Dans ce combat sans pitié pour avoir une place assise, seuls les plus forts ont gain de cause. Au grand dam d’une femme portant un gros bagage sur la tête et un enfant au dos. La pauvre, après avoir réussi à mettre une jambe sur le marchepied du bus, a vu son colis lui échapper pour se retrouver à terre.
Tenant sa progéniture par la main, elle demande de l’aide à une maman qui avait réussi à s’engouffrer dans le véhicule : « Madame, pardon attrape mon bébé, je vais ramasser mes affaires qui sont tombées. »
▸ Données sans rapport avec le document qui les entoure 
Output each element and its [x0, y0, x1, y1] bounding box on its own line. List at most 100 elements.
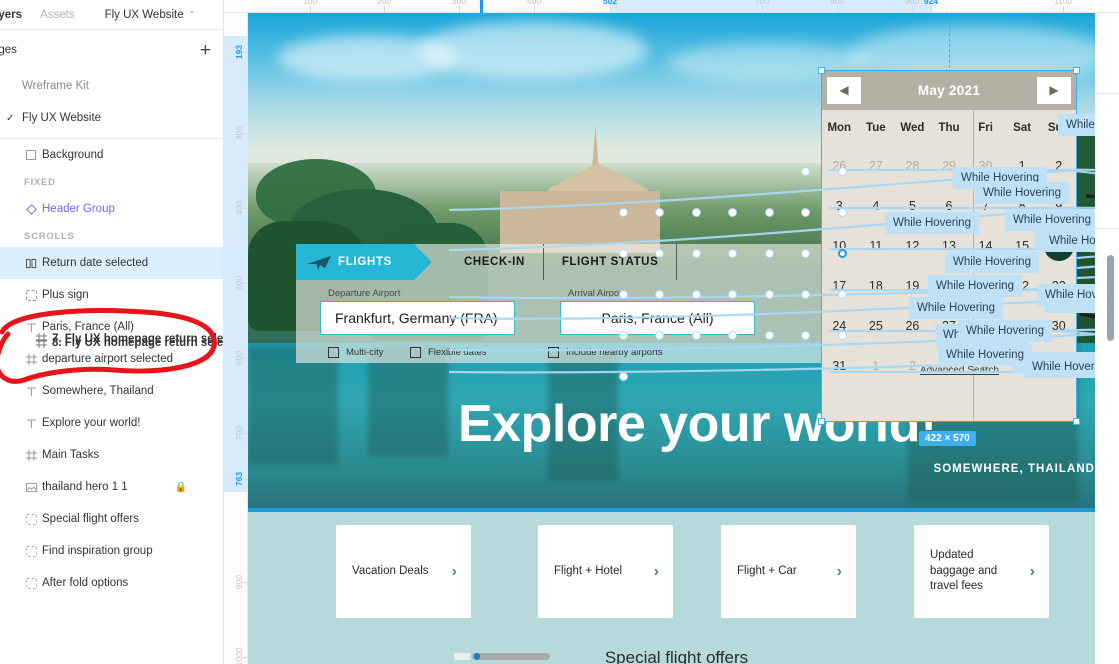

Des agents de cette entreprise de transport, face à ce remue-ménage, sont vite intervenus pour canaliser la cohue. Le bus, avec son contenu plein à craquer, s’ébranlé vers Vridi, sa destination finale.
Selon un des responsables de la Sotra, plus de 3 millions de citadins se déplacent en autobus à Abdjan. « Ce sont plus de mille bus de la compagnie qui circulent chaque jour pour faciliter la mobilité de toutes ces personnes », confie-t-il avec une certaine fierté.
Ces efforts de l’entreprise d’État pour assurer le déplacement des populations dans la capitale économique, à en croire le concerné qui a préféré garder l’anonymat, s’avèrent tout de même insuffisants pour satisfaire la forte demande.